AWS Security ChangesHomeSearch

AWS singlesignon high security documentation change

Service: singlesignon · 2026-06-04 · Security-related high

File: singlesignon/latest/userguide/authconcept.md

Summary

Updated session revocation timings for permission changes from 1-2 hours to 30 minutes

Security assessment

The change significantly reduces the time window for permission revocation (from 1-2 hours to 30 minutes/real-time), directly impacting security posture by limiting exposure after access removal. It documents improved security controls for session management.

Diff

diff --git a/singlesignon/latest/userguide/authconcept.md b/singlesignon/latest/userguide/authconcept.md
index 492ff581f..ded85a4fa 100644
--- a//singlesignon/latest/userguide/authconcept.md
+++ b//singlesignon/latest/userguide/authconcept.md
@@ -88,3 +88,3 @@ Action | User loses IAM Identity Center access  | User can't create new applicat
-Application or AWS account access removed from user | No - User can continue accessing IAM Identity Center | Effective immediately | Within 1 hour | Within 12 hours or less. Duration depends on IAM role session expiry duration configured for the permission set.  
-User removed from group that had an assigned application or AWS account | No - User can continue accessing IAM Identity Center | Within 1 hour | Within 2 hours | Within 12 hours or less. Duration depends on IAM role session expiry duration configured for the permission set.  
-Application or AWS account access removed from group | No - User can continue accessing IAM Identity Center | Effective immediately | Within 1 hour | Within 12 hours or less.
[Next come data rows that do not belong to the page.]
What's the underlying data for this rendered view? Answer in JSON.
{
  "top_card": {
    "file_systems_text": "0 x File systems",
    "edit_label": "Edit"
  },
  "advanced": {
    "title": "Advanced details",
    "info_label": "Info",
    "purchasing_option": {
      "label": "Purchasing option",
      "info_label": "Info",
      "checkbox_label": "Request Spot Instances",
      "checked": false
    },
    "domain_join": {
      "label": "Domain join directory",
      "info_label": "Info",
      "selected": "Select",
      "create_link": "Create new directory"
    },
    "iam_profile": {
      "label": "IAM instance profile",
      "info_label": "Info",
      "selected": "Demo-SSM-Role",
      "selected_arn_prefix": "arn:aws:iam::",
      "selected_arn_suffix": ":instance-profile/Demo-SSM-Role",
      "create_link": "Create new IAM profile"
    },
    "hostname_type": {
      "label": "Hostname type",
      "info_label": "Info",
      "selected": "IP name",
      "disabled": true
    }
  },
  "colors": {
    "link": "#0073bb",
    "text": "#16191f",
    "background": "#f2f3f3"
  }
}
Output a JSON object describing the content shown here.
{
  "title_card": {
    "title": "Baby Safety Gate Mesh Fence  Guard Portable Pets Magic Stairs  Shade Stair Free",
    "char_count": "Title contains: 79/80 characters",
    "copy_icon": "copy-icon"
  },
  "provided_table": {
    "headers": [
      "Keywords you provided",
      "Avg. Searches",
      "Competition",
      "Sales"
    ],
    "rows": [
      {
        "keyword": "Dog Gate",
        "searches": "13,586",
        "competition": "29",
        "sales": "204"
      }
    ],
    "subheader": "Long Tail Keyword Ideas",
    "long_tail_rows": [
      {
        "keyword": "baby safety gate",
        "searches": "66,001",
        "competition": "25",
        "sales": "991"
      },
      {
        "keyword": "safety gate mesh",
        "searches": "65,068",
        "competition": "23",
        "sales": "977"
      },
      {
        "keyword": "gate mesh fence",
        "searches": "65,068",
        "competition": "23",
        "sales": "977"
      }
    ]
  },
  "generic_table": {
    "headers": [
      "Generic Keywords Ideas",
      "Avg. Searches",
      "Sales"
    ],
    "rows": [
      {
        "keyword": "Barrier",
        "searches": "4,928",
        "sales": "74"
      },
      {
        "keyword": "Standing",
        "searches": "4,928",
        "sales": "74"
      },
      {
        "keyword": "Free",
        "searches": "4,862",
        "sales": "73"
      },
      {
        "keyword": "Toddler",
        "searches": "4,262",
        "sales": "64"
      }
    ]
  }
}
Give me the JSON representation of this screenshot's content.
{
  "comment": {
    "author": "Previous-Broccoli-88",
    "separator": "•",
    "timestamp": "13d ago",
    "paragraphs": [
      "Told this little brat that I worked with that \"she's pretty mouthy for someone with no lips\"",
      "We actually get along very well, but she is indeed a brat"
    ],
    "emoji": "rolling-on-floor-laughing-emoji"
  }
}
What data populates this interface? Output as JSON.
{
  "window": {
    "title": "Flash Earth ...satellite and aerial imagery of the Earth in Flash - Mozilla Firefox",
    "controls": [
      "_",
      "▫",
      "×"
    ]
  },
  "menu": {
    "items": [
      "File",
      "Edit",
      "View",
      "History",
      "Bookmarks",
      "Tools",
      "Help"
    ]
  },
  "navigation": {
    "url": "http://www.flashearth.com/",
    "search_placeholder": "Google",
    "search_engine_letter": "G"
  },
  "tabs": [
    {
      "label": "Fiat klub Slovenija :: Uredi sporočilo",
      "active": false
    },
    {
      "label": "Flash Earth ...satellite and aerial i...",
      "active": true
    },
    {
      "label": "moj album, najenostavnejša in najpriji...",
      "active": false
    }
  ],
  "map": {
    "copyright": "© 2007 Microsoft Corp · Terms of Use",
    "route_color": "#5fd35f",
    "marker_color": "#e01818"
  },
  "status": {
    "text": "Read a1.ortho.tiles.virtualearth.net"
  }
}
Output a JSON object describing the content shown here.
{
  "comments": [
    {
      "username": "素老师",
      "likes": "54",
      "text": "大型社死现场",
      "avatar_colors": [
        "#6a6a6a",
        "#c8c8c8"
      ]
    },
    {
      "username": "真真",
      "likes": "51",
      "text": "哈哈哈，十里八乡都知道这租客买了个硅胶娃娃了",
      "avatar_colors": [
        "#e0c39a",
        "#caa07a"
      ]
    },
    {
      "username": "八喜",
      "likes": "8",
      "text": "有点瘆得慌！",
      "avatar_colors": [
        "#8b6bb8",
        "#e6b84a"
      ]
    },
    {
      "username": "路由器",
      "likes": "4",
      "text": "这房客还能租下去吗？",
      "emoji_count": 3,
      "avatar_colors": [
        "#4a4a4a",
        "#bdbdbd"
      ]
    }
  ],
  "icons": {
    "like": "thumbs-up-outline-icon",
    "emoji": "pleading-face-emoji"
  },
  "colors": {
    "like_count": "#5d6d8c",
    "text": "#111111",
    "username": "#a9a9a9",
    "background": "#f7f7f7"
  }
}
Duration depends on IAM role session expiry duration configured for the permission set.  
+Application or AWS account access removed from user | No - User can continue accessing IAM Identity Center | Effective immediately | Within 30 minutes | Within 12 hours or less. Duration depends on IAM role session expiry duration configured for the permission set.  
+User removed from group that had an assigned application or AWS account | No - User can continue accessing IAM Identity Center | Effective immediately | Within 30 minutes | Within 12 hours or less. Duration depends on IAM role session expiry duration configured for the permission set.  
+Application or AWS account access removed from group | No - User can continue accessing IAM Identity Center | Effective immediately | Within 30 minutes | Within 12 hours or less. Duration depends on IAM role session expiry duration configured for the permission set.  
@@ -94 +94 @@ Application or AWS account access removed from group | No - User can continue ac
-The AWS access portal and AWS CLI will reflect updated user permissions within 1 hour after you add or remove a user from that group. 
+The AWS access portal and AWS CLI will reflect updated user permissions immediately after you add or remove a user from that group. If you use an external identity provider, changes take effect after your provider syncs the update to IAM Identity Center. 
@@ -98 +98 @@ The AWS access portal and AWS CLI will reflect updated user permissions within 1
-  * Effective immediately – Actions that require immediate re-authentication.
+  * Effective immediately – IAM Identity Center evaluates group membership and permission changes in real time. The next time a user attempts to create a new session, the change is enforced.
@@ -100 +100 @@ The AWS access portal and AWS CLI will reflect updated user permissions within 1
-  * Within 30 minutes - 2 hours – Application sessions need time to check with IAM Identity Center and discover any changes.
+  * Within 30 minutes – Existing application sessions end at their next refresh attempt, typically within 30 minutes.